# Firing Pin Broken on a 3032 Tomcat Inox



## Jebusisi (Jan 27, 2012)

I have owned a 3032 Tomcat Inox for about 3 yrs. Fired it once at an outdoor range, never again. Last weekend, I took it out to another outdoor range with the same box of Winchester 32. I bought 3 yrs ago, the gun won't fire. After inspection, I realized that the firing pin is broken and you can still see the rest of the pin inside of the slide from the hole. I have been looking for instructions on how to disassemble the slide but with no luck. Would someone with the knowledge give me some hints. 

Thank you.

Mike


----------



## denner (Jun 3, 2011)

Looks like an easy one as opposed to the 92/96 series.
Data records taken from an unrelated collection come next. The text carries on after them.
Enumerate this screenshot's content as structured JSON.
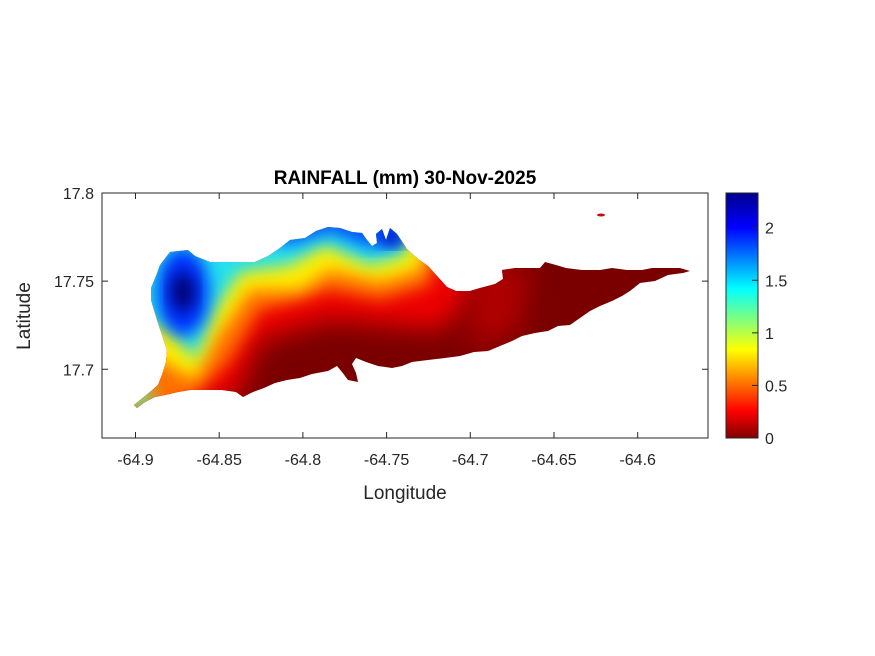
{
  "chart_data": {
    "type": "heatmap",
    "title": "RAINFALL (mm) 30-Nov-2025",
    "xlabel": "Longitude",
    "ylabel": "Latitude",
    "xlim": [
      -64.92,
      -64.558
    ],
    "ylim": [
      17.661,
      17.8
    ],
    "xticks": [
      -64.9,
      -64.85,
      -64.8,
      -64.75,
      -64.7,
      -64.65,
      -64.6
    ],
    "xtick_labels": [
      "-64.9",
      "-64.85",
      "-64.8",
      "-64.75",
      "-64.7",
      "-64.65",
      "-64.6"
    ],
    "yticks": [
      17.7,
      17.75,
      17.8
    ],
    "ytick_labels": [
      "17.7",
      "17.75",
      "17.8"
    ],
    "grid": false,
    "colormap": "jet",
    "colorbar": {
      "location": "right",
      "clim": [
        0,
        2.33
      ],
      "ticks": [
        0,
        0.5,
        1,
        1.5,
        2
      ],
      "tick_labels": [
        "0",
        "0.5",
        "1",
        "1.5",
        "2"
      ]
    },
    "features": [
      {
        "lon": -64.873,
        "lat": 17.743,
        "value": 2.3
      },
      {
        "lon": -64.745,
        "lat": 17.778,
        "value": 2.1
      },
      {
        "lon": -64.775,
        "lat": 17.777,
        "value": 1.6
      },
      {
        "lon": -64.78,
        "lat": 17.715,
        "value": 0.05
      },
      {
        "lon": -64.65,
        "lat": 17.74,
        "value": 0.05
      },
      {
        "lon": -64.9,
        "lat": 17.68,
        "value": 1.2
      }
    ]
  }
}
Drive out the Firing Pin Retention Pin with the appropriate size punch from underneath the slide and reassemble in reverse order from the top and there you have it, or take it to a gunsmith. Brownells has the parts, may as well change the firing pin spring while you're at it.


----------



## TedDeBearFrmHell (Jul 1, 2011)

i would contact Beretta , perhaps they will send you a new pin or offer to fix it?


----------



## denner (Jun 3, 2011)

TedDeBearFrmHell said:


> i would contact Beretta , perhaps they will send you a new pin or offer to fix it?


Ah, even a better idea!


----------



## racolqui (Mar 18, 2012)

What ammo were you using? (Didn't notice the old date.) I just bought a new INOX and hope they have resolved all the problems. I wonder if they still say not to use ammo with over 130FP energy/ That would be a bummer because some of the new stuff that makes a .32 a viable CCW weapon is as high as 155 FP. M y Keltek eats it with no problem. I got the INOX because I have arthritus in my hands and I thought the pop up barrel would help me to not have to rack it. I even carry an extra shell in my mag pouch so I can charge it with the tip up barrel on a reload if the frame cracking problem it isn't fixed I won't be a happy camper.


----------